No matter what, submissions have to be done | Whims
An architecture school is different from the rest in terms of academics and how these things work. When given an assignment, that is something to be well thought. It could be copied, neither from the internet nor from our friends. They could trigger the idea. Initially, when joining the school, these are the things that had been discussed and, if we missed those classes, would take time to understand the rules. One of the students of my batch joined a week late. There has been a list of submissions already assigned. One of the faculty didn’t entertain late submissions, so he told her that he would not take it.

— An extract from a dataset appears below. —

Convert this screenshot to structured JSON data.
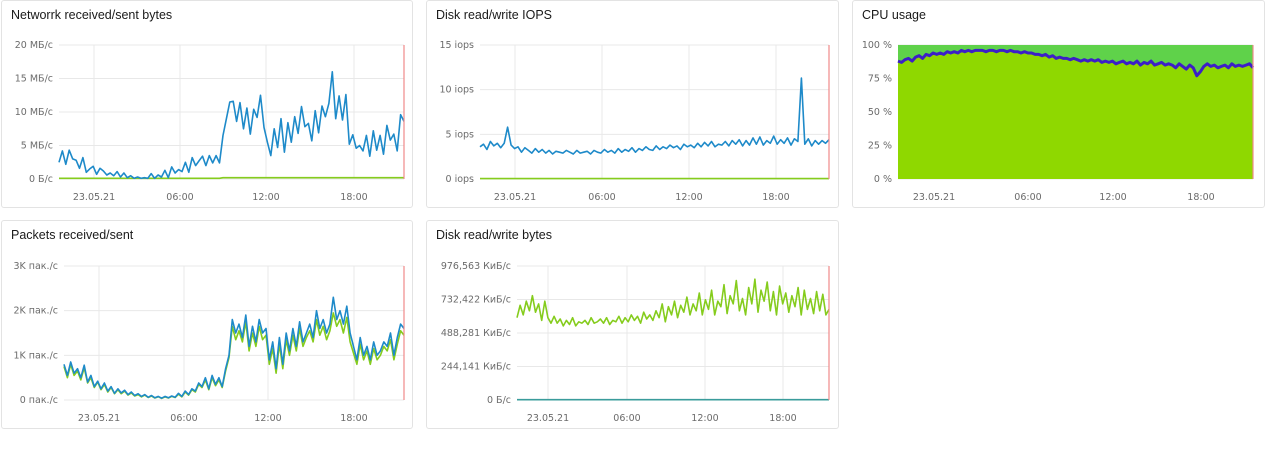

The girl, on the other hand, got all perky and excited, asking him that now she does not have to work on that project and move forward. The look on the face of the professor was of shock at first, which ended up slightly in a smile telling her that she has to work on that and submit later.
Fell asleep while working
Pulling up an all-nighter is something students of architecture have to do regularly. Though, there have been times when the days are hectic and you cannot sleep because of the submissions due the next morning. Manually drafting the sheets are fun in a way but falling asleep on it while working, crippling and wrinkling the paper, the elevation of the building rendered with the drooling. Panicking after waking up as what to do but, then you submit it anyway. Who would know that was because of drooling?
Sneak out to the canteen | Whims
The continuous three to four hours in the studio feels claustrophobic, starving too because most of the students forget to have breakfast too when it comes to working day and night long on a project. Getting fresh air in the face only helps. After being done with the discussions, sneaking out of the class to the canteen, either to have a glass of juice or to while away the time till the class ends, became a routine. The faculty notices or doesn’t that’s not certain but, they surely pretend like they don’t.
- All the world conspires to make the day full of obstacles when you have to carry your model
The wind starts to blow and, to reach the destination, the faculty building, the only way is to face the storm and move ahead. The whole world seems stable, just yours falling. The trees had blown away, so was the roof of the top of the building. Other people point out that you may have dropped something that looked like a house. You could not even pick it up. People laugh at you (maybe) and you laugh at yourself too. Why did you take architecture? What were you thinking? Deep down to know that it is all worth it.
- Motivation is not driven by the desire to do something, but by the amount of work your classmates are doing.
Consulting each other about the progress of the work has been a driving force since always and maybe not only in architecture but in every field. Peers act as a driving force in terms of progressing with a particular project.
- Mutually deciding not to bring in submissions, but then you are the only one in class without one.
Not trusting one another, or when there is no unity among the students, there is a benefit of the doubt that someone may double-cross. So everyone comes with work except you.
- Redo. If the whole of the class gets that.
If you fall alone, there is a moment of embarrassment that one could not perform up to the mark. But when the whole lot is in a slump, it feels funny. That’s the thing with getting a redo or repeat in architecture. Students don’t consider it something worth worrying about because they have been used to it since the first day they stepped into the architecture school. Felt frustrating at first, but later became normalized and fun.
- Friends from other fields compare their life with you.
They spend their weekends having fun. Architecture students, on the other hand, defined having fun differently. Their weekends were when they did not have submissions to make. No one trusts them when they say they get assignments every single day and have submissions due every day of the week.
- There are students in architecture who get 8 hours of sleep. HONEST.
This one gets hard to believe. The demand for the course even requires consecutive sleepless nights too. That seems too good to be the truth, but certain people can sleep and still manage to bring in submissions (that’s what they think, the faculty do not consider such submissions. They surely wonder how to make students pull more all-nighters.)